# Bubble in paint...



## jsscooby (May 11, 2011)

I have a small bubble in my paint that I noticed after delivery. Car is now 3 months and 5k miles old. Plenty of bumper to bumper. Right now I have been too busy (lazy) to bring it in to be evaluated. It doesn't particularly bother me, but I have concerns about winter. When it drops down to the Northeast's famous cold temps, should I expect the paint bubble to become brittle and chip? The bubble is probably about just less than 1/8 an inch in diameter, not very big. If it will likely be ok through winter, I will leave it be, but if not, I will take it in. I just don't want to spend the time sitting at the dealer (we know how that is) if it isn't necessary. Opinions?


----------



## Andy2012ltz_rs (Aug 1, 2011)

jsscooby said:


> I have a small bubble in my paint that I noticed after delivery. Car is now 3 months and 5k miles old. Plenty of bumper to bumper. Right now I have been to busy (lazy) to bring it in to be evaluated. It doesn't particularly bother me, but I have concerns about winter. When it drops down to the Northeast's famous cold temps, should I expect the paint bubble to become brittle and chip? The bubble is probably about just less than 1/8 an inch in diameter, not very big. If it will likely be ok through winter, I will leave it be, but if not, I will take it in. I just don't want to spend the time sitting at the dealer (we know how that is) if it isn't necessary. Opinions?


TAKE IT IN! :grin:


----------



## jhockey81 (Jun 7, 2011)

Let us know what happens. I too noticed the exact same thing on the trunk of my black Eco yesterday. 

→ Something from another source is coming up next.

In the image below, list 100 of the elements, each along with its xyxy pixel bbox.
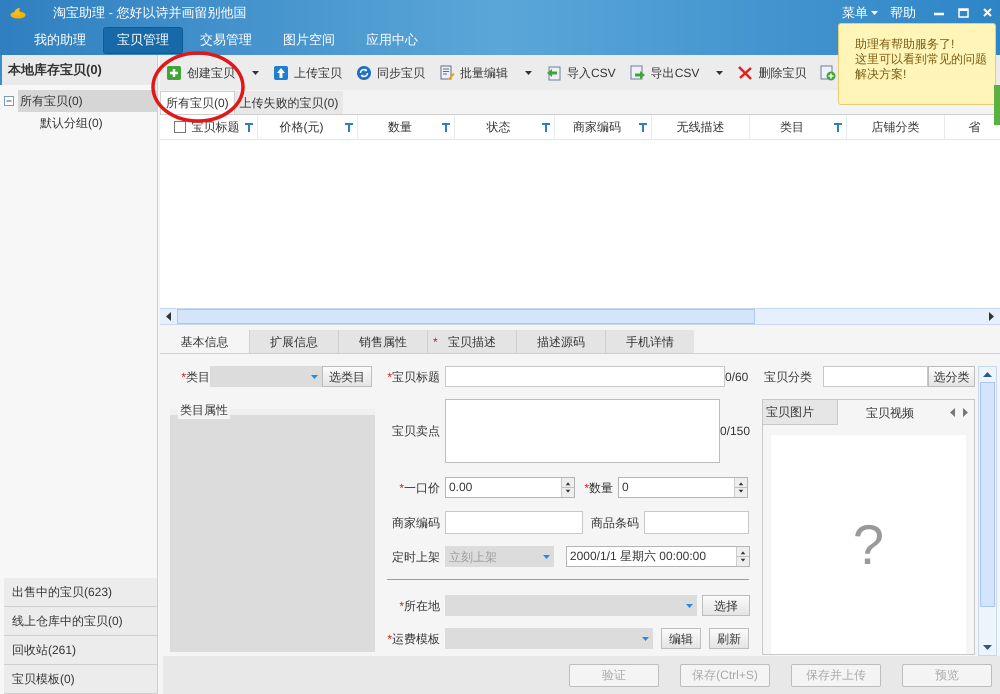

Sent from my Autoguide iPhone app


----------



## Chefmaster87 (Mar 30, 2011)

Take it in, don't risk your car getting damage


----------



## bvbull200 (Jul 18, 2011)

Absolutely you take it in. You don't necessarily have to get it fixed at the moment, but it needs to be documented. Give it to them for a few hours or a day and have them tell you what is wrong and get it in writing.


----------



## jhockey81 (Jun 7, 2011)

Any follow up to this?


Sent from my Autoguide iPhone app


----------



## Silver RS (Apr 8, 2011)

jsscooby said:


> I have a small bubble in my paint that I noticed after delivery. Car is now 3 months and 5k miles old. Plenty of bumper to bumper. Right now I have been too busy (lazy) to bring it in to be evaluated. It doesn't particularly bother me, but I have concerns about winter. When it drops down to the Northeast's famous cold temps, should I expect the paint bubble to become brittle and chip? The bubble is probably about just less than 1/8 an inch in diameter, not very big. If it will likely be ok through winter, I will leave it be, but if not, I will take it in. I just don't want to spend the time sitting at the dealer (we know how that is) if it isn't necessary. Opinions?


 
I also had a bubble, a chip and some dirt specks in the paint on the hood of my new Cruze and my dealer was insistent that it needed to be fixed. It took two days to get it fixed. I would suggest you get it fixed soon before winter sets in.


----------



## jsscooby (May 11, 2011)

Guess I will set up an appt. blah,I hate going to the dealer.


----------



## 72buickgs (Mar 20, 2011)

probably what us have is "paint pop". either a speck of dirt under the paint or a bad spot on the metal.


----------